Как правило, под защиту администрации, стремятся попасть, или люди трусливые и слабовольные, или же те осужденные, у которых есть какие-либо серьезные «грехи» («косяки») перед остальными. К таким провинностям можно отнести: ставшие известными другим осужденным факты сотрудничества с правоохранительными и другими органами государственной власти; помощь следствию в изобличении своих подельников и других лиц; воровство личного имущества и продуктов питания у осужденных («крысятничество»); пассивный гомосексуализм, совершение развратных действий в отношении несовершеннолетних и целый ряд других обстоятельств и поступков, являющихся несовместимыми с кодексом чести арестанта. Такие осужденные моментально попадают в разряд «опущенных» или «обиженных» со всеми вытекающими отсюда последствиями. Однако, как помощники администрации они, как правило, остаются невостребованными вследствие их ничтожного социального статуса и низких морально-волевых качеств[4; 14].
Существует и другая категория осужденных сознательно идущих на гласное сотрудничество с администрацией. Эти люди обладают, как правило, достаточно высокими волевыми качествами. Они публично заявляют, что отрицают «воровские понятия» и сотрудничают с администрацией из «идейных» соображений.
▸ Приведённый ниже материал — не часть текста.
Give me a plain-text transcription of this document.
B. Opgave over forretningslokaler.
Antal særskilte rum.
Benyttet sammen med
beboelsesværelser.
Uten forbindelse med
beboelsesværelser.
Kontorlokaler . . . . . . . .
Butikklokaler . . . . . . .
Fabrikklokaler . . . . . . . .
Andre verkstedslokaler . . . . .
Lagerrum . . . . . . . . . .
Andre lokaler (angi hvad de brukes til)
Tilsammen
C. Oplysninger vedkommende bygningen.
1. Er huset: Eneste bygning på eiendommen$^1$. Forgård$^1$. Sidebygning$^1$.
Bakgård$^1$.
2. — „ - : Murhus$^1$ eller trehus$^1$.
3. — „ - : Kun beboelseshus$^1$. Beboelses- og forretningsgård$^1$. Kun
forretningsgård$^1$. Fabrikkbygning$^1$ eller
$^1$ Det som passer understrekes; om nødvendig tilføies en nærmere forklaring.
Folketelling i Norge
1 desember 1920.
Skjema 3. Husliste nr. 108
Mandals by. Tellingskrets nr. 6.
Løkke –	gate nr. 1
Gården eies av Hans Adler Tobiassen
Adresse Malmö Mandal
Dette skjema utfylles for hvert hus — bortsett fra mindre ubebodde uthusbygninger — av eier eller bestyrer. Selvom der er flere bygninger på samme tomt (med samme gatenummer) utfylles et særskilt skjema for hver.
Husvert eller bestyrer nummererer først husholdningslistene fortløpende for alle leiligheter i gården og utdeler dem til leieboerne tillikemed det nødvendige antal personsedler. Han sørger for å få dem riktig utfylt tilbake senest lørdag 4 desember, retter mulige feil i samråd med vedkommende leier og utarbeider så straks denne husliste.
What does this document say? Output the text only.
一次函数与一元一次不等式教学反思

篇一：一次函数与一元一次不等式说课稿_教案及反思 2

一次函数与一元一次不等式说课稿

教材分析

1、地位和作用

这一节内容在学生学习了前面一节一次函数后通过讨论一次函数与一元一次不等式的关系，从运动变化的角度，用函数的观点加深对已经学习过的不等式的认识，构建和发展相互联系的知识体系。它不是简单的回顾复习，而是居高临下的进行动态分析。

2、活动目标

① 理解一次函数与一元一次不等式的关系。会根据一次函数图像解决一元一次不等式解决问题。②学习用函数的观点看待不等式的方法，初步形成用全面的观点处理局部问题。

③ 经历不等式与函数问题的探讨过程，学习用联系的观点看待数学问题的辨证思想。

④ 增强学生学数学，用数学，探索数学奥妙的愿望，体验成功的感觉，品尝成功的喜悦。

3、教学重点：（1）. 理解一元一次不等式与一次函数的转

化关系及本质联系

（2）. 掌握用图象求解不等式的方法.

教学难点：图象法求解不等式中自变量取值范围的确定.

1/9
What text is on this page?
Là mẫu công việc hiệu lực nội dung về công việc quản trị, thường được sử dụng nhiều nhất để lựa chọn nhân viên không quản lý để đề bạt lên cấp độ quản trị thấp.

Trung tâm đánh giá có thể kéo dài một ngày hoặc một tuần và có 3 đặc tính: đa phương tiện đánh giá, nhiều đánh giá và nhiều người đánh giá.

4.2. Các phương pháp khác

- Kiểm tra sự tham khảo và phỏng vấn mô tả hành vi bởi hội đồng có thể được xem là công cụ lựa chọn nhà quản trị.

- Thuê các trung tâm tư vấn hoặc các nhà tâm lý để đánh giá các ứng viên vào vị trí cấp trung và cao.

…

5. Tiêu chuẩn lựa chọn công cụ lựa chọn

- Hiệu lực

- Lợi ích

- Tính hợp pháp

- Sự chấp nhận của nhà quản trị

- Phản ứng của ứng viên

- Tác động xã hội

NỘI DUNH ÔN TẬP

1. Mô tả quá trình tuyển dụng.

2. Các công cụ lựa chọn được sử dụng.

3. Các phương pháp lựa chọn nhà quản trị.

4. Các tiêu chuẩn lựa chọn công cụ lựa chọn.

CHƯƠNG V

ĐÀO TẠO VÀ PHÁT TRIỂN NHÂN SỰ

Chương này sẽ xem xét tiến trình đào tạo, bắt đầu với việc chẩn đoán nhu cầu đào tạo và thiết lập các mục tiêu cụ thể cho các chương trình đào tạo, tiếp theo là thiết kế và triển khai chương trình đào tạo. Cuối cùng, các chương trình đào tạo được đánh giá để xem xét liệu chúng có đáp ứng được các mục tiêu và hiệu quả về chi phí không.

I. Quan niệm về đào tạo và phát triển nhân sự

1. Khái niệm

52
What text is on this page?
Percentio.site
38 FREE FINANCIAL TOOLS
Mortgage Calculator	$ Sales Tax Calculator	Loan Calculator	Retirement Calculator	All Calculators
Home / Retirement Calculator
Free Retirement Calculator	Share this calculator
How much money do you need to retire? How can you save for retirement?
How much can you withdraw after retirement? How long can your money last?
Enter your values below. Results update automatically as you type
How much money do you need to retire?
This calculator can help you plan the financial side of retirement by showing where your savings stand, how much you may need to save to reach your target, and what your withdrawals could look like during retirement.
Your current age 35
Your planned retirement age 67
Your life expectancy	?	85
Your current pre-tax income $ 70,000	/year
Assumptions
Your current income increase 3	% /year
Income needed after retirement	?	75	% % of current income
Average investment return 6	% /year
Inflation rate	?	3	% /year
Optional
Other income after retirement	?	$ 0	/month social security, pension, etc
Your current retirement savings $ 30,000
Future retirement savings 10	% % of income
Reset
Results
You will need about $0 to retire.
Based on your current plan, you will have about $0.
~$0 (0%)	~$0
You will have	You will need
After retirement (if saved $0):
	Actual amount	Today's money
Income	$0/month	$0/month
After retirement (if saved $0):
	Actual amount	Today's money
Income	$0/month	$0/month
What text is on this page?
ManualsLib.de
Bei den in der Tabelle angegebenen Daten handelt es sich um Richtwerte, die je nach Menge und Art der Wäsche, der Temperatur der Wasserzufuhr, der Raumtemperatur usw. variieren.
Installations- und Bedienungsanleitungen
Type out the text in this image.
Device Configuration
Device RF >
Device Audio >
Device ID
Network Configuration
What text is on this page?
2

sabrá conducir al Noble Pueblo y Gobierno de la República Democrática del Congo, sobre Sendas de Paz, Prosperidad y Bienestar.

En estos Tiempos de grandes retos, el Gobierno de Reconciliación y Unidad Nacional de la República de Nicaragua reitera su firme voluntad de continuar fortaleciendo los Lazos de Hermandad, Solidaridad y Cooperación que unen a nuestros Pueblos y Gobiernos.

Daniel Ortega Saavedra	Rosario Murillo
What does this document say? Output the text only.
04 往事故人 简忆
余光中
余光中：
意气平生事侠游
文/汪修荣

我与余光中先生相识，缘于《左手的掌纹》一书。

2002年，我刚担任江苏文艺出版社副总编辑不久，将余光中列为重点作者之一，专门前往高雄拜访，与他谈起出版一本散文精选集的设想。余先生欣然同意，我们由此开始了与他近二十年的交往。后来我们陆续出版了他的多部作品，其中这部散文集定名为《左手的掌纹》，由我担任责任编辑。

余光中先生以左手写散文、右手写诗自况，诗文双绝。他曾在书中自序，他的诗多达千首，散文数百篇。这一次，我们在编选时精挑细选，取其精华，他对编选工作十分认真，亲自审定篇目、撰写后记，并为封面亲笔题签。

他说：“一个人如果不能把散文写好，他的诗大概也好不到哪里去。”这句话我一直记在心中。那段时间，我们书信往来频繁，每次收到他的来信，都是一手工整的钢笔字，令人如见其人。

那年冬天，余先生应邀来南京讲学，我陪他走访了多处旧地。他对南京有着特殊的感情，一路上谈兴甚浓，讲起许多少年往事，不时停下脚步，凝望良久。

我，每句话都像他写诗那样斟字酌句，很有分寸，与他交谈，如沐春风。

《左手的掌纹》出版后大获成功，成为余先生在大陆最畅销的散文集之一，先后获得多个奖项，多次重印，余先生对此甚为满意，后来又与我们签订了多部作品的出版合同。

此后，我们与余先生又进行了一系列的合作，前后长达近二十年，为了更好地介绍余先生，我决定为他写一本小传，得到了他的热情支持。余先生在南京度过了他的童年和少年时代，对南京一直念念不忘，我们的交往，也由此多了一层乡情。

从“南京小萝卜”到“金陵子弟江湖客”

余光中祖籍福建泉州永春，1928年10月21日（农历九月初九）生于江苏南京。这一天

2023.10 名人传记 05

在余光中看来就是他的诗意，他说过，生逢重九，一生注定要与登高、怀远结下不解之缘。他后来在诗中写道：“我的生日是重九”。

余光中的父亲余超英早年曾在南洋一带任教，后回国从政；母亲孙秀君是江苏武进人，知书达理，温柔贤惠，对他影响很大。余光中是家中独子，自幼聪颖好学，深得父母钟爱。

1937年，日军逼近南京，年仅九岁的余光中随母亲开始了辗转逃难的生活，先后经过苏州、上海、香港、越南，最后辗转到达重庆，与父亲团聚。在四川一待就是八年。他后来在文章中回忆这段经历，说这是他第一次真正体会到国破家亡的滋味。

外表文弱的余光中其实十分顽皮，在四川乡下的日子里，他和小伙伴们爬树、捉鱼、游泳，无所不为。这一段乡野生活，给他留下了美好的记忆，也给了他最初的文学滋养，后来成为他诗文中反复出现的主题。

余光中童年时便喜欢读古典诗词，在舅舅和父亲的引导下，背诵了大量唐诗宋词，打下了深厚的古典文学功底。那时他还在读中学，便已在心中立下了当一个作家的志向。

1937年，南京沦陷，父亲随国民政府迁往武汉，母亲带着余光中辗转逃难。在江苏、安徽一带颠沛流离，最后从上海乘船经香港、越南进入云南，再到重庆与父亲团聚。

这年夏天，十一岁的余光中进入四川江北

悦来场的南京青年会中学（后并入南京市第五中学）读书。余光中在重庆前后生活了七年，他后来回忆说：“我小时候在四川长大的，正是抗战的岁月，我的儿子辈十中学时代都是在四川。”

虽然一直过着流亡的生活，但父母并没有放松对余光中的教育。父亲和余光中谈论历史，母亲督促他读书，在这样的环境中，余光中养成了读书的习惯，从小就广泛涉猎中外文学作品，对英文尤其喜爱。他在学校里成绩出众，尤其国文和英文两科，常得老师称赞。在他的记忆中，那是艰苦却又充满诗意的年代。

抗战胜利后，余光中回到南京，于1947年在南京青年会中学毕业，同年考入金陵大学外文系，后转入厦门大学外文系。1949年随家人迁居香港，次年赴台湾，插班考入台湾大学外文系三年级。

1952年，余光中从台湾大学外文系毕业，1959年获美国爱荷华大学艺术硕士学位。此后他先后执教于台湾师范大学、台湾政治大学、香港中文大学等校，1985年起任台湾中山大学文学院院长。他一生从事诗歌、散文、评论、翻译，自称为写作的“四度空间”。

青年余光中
Как правило, истинная цель такого сотрудничества не имеет ничего общего с борьбой с «воровскими» понятиями и традициями, а являет собой обычное приспособленчество и обеспечение льготных и сытых условий существования в неволе «под крышей» у начальства. Однако у того, кто ищет защиту у тюремной администрации, возникает одна очень серьезная проблема. Он перестает идентифицироваться как «свой» среди лиц, придерживающихся тюремных «понятий» и теперь воспринимается как «плохой» человек. Более того, в некоторых случаях (негласное сотрудничество с администрацией, «беспредел» по отношению к другим осужденным и т.п.) этот человек воспринимается не только как чужак, но и как потенциальный враг тюремного сообщества. И здесь уже вместо презрительно-равнодушного отношения возникает чувство злобы, ненависти и мести к этим людям со стороны осужденных, живущих по «понятиям». «Грехи» в местах лишения свободы тоже имеют свою стратификацию. За что-то просто пожурят, а за что-то могут и жизни лишить. Но есть одно незыблемое правило – ничто не забывается, не прощается, в любой момент может быть извлечено на свет из «архивов истории» и, независимо от срока давности, использовано против лица, допустившего когда-либо «нехороший» поступок. Среди всех прочих «косяков», сотрудничество с администрацией далеко не самый безобидный проступок по арестантскому кодексу чести. Хотя, справедливости ради, следует сказать, что даже лица, ищущие защиту у администрации и активно гласно сотрудничающие с ней, так называемые «активисты», стараются придерживаться допустимого в их положении минимума «понятий» позволяющего им избежать участи изгоя. Все-таки принадлежать к категории «активистов» лучше, чем быть «опущенным».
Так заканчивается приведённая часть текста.